Brajan Gruda verabschiedet sich heute von den Fans in Leipzig – zumindest vorerst. Der 21-jährige U21-Nationalspieler war im Winter von Brighton & Hove Albion ausgeliehen worden und trug bei RB Leipzig die Rückennummer 10. In zwölf Einsätzen erzielte er drei Tore und bereitete drei weitere vor, wobei er mit seiner Straßenfußballer-Attitüde überzeugte.
Trainer Werner lobt Gruda
Trainer Ole Werner (38) äußerte sich auf Nachfrage der BILD: „Er war für uns eine absolute Verstärkung und ist es nach wie vor. Es hat sich für beide Seiten gelohnt.“ Werner fügte hinzu: „Was im Sommer passiert, wird man sehen.

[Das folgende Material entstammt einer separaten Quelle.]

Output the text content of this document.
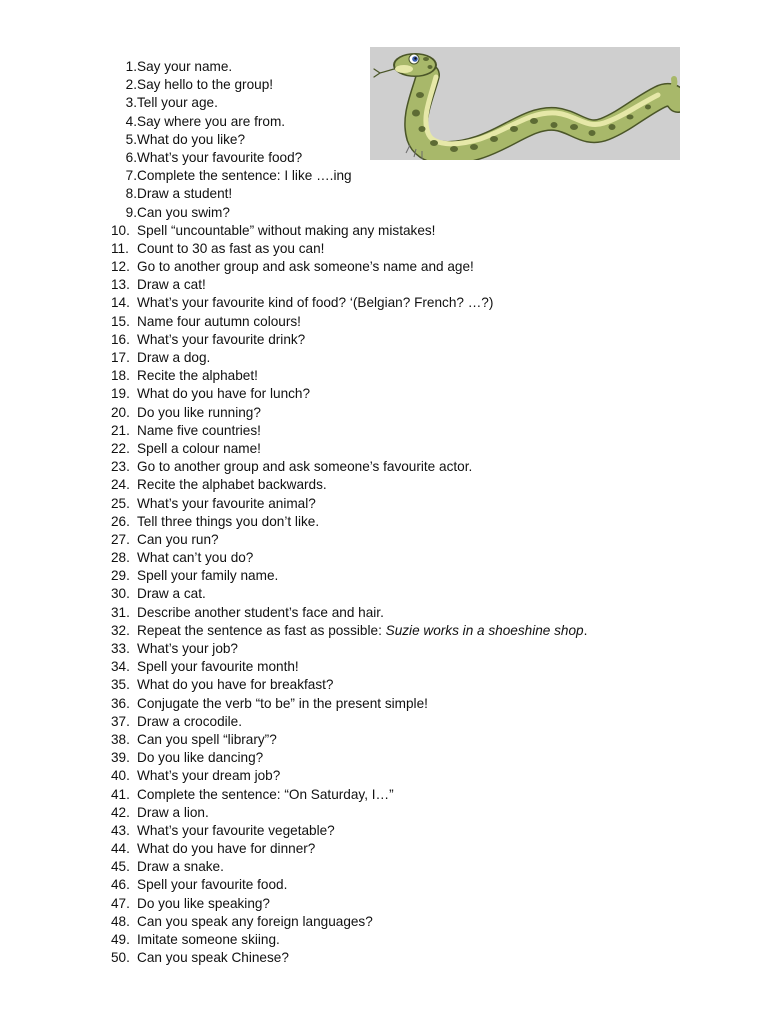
1. Say your name.
2. Say hello to the group!
3. Tell your age.
4. Say where you are from.
5. What do you like?
6. What’s your favourite food?
7. Complete the sentence: I like ….ing
8. Draw a student!
9. Can you swim?
10. Spell “uncountable” without making any mistakes!
11. Count to 30 as fast as you can!
12. Go to another group and ask someone’s name and age!
13. Draw a cat!
14. What’s your favourite kind of food? ‘(Belgian? French? …?)
15. Name four autumn colours!
16. What’s your favourite drink?
17. Draw a dog.
18. Recite the alphabet!
19. What do you have for lunch?
20. Do you like running?
21. Name five countries!
22. Spell a colour name!
23. Go to another group and ask someone’s favourite actor.
24. Recite the alphabet backwards.
25. What’s your favourite animal?
26. Tell three things you don’t like.
27. Can you run?
28. What can’t you do?
29. Spell your family name.
30. Draw a cat.
31. Describe another student’s face and hair.
32. Repeat the sentence as fast as possible: Suzie works in a shoeshine shop.
33. What’s your job?
34. Spell your favourite month!
35. What do you have for breakfast?
36. Conjugate the verb “to be” in the present simple!
37. Draw a crocodile.
38. Can you spell “library”?
39. Do you like dancing?
40. What’s your dream job?
41. Complete the sentence: “On Saturday, I…”
42. Draw a lion.
43. What’s your favourite vegetable?
44. What do you have for dinner?
45. Draw a snake.
46. Spell your favourite food.
47. Do you like speaking?
48. Can you speak any foreign languages?
49. Imitate someone skiing.
50. Can you speak Chinese?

Aber dass wir hier alle sehr gerne mit ihm zusammenarbeiten, er auch gerne hier ist und wir einen Fußball spielen, in dem er uns helfen kann und in dem er sich weiterentwickeln kann, ist eine gute Voraussetzung.“
Schwierige Verhandlungen mit Brighton
Bereits im Winter war keine Kaufoption vereinbart worden, und auch jetzt gestaltet sich eine feste Verpflichtung schwierig. Laut BILD-Informationen verlangt Brighton, wo Gruda noch bis 2028 unter Vertrag steht, eine Ablösesumme von 30 Millionen Euro. Eine Alternative könnte eine erneute Leihe sein. Gruda selbst träumt weiterhin von der Weltmeisterschaft. Bundestrainer Julian Nagelsmann (38) schätzt den Mittelfeldspieler sehr; Gruda stand bereits bei der EM 2024 kurz vor der Nominierung.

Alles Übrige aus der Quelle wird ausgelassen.